The Washington PostDemocracy Dies in Darkness

Ernest Shackleton’s lost ship found a century later, nearly 10,000 feet under the Antarctic ice

The ship, experts said, is looking surprisingly good despite it all.

March 9, 2022 at 11:12 a.m. EST
The wreckage of explorer Ernest Shackleton's ship "Endurance," which was crushed by Antarctic ice in 1915, has been found, a team searching for it said March 9. (Video: Reuters)
3 min

The Endurance, one of the world’s most famous shipwrecks, has been found off the coast of Antarctica more than 100 years after the vessel was slowly crushed by ice, forcing the British explorer Sir Ernest Shackleton and his crew eventually to abandon the ship before it sank.

The 144-foot wooden vessel was discovered almost 10,000 feet below the surface of the Weddell Sea during a mission to find the missing ship.

A team of more than 65 people — including ice experts — made up the expedition named “Endurance 22.” The team confirmed the discovery Wednesday after weeks of searching in freezing temperatures for the wreckage. The story of the crew’s survival after fleeing the sinking ship is considered one of the most gripping tales of polar exploration.

“We have made polar history with the discovery of Endurance, and successfully completed the world’s most challenging shipwreck search,” the veteran geographer John Shears, who led the mission, said in a statement shared to Twitter.
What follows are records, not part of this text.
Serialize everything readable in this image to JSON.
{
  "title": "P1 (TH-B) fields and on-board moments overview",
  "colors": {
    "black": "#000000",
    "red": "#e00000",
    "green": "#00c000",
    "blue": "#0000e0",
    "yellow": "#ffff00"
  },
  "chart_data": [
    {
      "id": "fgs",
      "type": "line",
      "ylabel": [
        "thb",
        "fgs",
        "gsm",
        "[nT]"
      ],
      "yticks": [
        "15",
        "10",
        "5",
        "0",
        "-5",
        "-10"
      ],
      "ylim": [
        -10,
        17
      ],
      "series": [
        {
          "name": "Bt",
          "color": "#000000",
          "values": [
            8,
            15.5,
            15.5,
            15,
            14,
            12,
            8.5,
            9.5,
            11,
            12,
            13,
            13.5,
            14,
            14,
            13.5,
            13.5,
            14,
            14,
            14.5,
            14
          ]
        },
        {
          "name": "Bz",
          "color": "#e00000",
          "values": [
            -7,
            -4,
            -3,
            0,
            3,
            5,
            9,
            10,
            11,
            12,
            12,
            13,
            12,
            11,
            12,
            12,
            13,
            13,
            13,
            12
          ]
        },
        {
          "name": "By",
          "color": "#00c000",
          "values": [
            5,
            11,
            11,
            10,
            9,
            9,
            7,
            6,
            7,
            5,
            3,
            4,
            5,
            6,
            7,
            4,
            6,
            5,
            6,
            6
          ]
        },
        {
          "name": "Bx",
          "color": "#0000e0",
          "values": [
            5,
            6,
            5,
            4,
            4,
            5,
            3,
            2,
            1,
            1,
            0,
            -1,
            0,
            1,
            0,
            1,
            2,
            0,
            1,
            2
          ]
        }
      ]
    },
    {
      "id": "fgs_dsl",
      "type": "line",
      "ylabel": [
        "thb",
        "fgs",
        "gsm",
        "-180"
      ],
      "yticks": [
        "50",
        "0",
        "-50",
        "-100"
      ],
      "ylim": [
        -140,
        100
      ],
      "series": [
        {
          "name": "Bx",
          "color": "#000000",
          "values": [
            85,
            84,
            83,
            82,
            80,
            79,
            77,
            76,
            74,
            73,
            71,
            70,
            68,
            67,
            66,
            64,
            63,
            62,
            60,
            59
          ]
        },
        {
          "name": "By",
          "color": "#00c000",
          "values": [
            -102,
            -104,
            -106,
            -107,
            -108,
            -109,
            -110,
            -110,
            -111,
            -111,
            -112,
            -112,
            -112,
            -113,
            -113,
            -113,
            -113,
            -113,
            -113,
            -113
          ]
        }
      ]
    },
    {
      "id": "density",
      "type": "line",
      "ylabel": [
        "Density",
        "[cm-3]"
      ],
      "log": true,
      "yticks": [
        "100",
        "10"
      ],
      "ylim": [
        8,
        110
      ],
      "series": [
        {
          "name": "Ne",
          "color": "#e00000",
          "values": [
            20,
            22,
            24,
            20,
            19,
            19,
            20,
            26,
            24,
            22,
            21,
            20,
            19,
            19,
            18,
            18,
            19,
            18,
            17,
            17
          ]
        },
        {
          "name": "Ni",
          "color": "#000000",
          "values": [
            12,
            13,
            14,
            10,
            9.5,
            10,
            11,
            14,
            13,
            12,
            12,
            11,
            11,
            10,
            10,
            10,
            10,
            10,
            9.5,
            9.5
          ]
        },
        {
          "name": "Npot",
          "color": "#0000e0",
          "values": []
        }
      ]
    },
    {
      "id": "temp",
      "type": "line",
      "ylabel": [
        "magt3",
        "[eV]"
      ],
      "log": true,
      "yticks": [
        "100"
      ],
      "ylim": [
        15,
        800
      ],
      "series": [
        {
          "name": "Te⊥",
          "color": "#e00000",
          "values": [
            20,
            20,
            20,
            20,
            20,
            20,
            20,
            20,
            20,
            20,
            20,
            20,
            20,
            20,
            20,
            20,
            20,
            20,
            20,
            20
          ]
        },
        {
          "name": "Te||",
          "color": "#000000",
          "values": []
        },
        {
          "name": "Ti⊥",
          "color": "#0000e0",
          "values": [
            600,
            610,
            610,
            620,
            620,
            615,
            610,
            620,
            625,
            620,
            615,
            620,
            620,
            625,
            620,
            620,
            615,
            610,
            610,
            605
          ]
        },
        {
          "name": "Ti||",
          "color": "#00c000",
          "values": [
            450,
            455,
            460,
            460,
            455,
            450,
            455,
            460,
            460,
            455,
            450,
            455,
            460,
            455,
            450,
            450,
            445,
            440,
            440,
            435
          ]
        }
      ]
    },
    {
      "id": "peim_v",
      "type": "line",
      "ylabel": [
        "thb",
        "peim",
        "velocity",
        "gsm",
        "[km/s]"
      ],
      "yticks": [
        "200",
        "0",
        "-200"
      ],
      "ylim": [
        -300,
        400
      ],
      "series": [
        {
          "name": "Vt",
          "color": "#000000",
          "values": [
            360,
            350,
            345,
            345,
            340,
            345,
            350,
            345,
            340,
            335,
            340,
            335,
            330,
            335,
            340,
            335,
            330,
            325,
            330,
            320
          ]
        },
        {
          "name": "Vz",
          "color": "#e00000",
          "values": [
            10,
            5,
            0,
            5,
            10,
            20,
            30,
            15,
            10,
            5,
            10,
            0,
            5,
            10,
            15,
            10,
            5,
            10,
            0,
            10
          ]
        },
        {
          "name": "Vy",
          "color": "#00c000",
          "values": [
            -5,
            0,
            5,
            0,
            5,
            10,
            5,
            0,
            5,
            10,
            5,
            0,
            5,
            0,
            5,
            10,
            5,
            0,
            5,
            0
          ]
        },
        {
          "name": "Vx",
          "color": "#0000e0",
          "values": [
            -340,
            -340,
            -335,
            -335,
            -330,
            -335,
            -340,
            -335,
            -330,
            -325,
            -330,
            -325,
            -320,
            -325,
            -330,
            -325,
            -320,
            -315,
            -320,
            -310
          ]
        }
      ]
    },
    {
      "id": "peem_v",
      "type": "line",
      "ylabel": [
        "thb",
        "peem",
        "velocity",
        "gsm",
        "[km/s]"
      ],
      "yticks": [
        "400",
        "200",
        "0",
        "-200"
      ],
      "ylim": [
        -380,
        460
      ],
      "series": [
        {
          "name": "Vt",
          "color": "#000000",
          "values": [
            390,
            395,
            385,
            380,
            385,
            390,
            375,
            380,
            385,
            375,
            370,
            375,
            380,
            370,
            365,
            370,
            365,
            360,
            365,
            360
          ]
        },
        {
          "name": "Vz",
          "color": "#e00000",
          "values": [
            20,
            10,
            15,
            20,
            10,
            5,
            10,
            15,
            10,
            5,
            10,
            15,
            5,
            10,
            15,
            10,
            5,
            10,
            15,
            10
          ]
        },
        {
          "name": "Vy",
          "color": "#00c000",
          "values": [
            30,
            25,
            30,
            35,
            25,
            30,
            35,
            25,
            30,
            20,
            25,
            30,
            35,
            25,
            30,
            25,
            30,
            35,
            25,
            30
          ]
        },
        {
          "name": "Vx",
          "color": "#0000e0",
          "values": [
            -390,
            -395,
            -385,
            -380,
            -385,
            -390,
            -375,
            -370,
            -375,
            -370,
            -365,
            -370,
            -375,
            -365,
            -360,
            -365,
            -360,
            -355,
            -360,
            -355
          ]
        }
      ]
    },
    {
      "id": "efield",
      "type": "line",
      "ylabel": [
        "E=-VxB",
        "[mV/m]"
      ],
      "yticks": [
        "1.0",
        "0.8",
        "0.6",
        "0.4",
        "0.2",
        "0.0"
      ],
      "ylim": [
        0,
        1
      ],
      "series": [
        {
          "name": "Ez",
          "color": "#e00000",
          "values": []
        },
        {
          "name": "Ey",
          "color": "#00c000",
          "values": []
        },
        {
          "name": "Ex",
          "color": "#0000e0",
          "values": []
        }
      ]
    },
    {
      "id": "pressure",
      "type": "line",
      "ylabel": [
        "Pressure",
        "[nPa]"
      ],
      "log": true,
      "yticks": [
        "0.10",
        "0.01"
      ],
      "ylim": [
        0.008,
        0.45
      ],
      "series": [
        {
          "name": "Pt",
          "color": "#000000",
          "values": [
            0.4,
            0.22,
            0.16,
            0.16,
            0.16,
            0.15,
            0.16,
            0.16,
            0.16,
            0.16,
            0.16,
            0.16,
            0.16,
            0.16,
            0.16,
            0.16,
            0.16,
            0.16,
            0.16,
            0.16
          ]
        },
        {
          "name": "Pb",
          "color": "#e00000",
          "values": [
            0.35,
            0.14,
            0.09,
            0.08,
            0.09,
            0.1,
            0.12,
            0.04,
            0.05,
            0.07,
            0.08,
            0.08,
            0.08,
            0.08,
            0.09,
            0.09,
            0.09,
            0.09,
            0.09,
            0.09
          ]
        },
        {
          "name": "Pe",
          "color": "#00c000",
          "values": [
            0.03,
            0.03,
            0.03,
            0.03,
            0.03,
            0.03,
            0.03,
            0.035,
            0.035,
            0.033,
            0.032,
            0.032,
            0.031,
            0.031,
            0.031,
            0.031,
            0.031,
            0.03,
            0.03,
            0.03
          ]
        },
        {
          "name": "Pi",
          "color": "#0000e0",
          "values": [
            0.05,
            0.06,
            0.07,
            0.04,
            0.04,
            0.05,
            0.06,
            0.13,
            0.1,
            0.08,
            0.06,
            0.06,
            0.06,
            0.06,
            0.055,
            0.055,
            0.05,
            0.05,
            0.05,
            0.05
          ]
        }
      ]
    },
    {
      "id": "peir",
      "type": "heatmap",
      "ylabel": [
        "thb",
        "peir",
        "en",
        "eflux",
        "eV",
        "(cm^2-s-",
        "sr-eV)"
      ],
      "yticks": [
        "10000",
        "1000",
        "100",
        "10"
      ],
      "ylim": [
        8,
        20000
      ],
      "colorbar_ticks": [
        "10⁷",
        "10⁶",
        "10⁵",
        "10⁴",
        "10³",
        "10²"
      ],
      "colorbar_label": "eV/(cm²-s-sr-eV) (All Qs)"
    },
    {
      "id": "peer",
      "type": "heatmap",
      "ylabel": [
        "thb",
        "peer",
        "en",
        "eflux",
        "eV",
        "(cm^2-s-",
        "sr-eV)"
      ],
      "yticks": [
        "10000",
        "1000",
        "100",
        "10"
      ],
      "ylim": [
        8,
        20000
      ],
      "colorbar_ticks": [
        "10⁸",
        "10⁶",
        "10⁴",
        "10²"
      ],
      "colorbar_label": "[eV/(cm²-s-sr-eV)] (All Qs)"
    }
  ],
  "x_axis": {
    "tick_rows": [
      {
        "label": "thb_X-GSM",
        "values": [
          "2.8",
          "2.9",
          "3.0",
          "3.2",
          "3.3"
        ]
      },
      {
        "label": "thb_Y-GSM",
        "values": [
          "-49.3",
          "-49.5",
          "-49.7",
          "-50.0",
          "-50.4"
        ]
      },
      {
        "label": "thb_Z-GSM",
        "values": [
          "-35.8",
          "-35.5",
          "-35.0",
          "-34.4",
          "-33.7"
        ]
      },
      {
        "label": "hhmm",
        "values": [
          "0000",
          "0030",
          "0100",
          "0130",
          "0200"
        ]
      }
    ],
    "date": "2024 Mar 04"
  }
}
The expedition set off from Cape Town, South Africa, in February to mark the 100th anniversary of Shackleton’s death. The team’s goal was to find the wreck, using drones and specialist equipment including submarines, helicopters and robots.

Team members said they based their search on the last known position of the ship, as recorded in 1915 by the ship’s captain, Frank Worsley. The vessel was found about four miles south of its last logged position — coordinates which were found in Worsley’s diary: 68°39’ 30”S, 52°26’30”W.

In a statement, Mensun Bound, the director of exploration on the expedition, paid tribute to Worsley’s navigational skills. His “detailed records were invaluable in our quest to locate the wreck,” Bound said.

Bound said the wreck was “upright ... intact, and in a brilliant state of preservation.”

British historian Dan Snow said in a video published by the BBC that there was an “overwhelming sense of happiness and relief” among the crew when they learned that the vessel had been found with the use of specialist equipment including submarines. It was literally “frozen in time,” he said.

Footage taken at the scene showed the paint is still visible, along with the ship’s name “ENDURANCE” above a star on the hull. The stern, wheel, bow and deck were also visible.

Before the ship sank, Shackleton and 27 crew members were headed to a bay in the Weddell Sea, where they hoped they would kick-start the first crossing on foot of Antarctica via the South Pole to the Ross Sea.

The Weddell Sea is known for its dangerous, icy conditions, which has made searches for the ship difficult, the BBC reported. Sea ice has since reached its lowest level ever recorded, making conditions for the search more favorable.

Shackleton himself described the location as “the worst portion of the worst sea in the world,” the Guardian reported.

“Nothing was touched on the wreck,” Snow said, calling the mission the “greatest experience” of his career.

“It is protected by the Antarctic Treaty,” Snow explained, adding that the team did not “wish to tamper with it.”

The 1959 Antarctic Treaty declared the site of the Endurance a historical monument.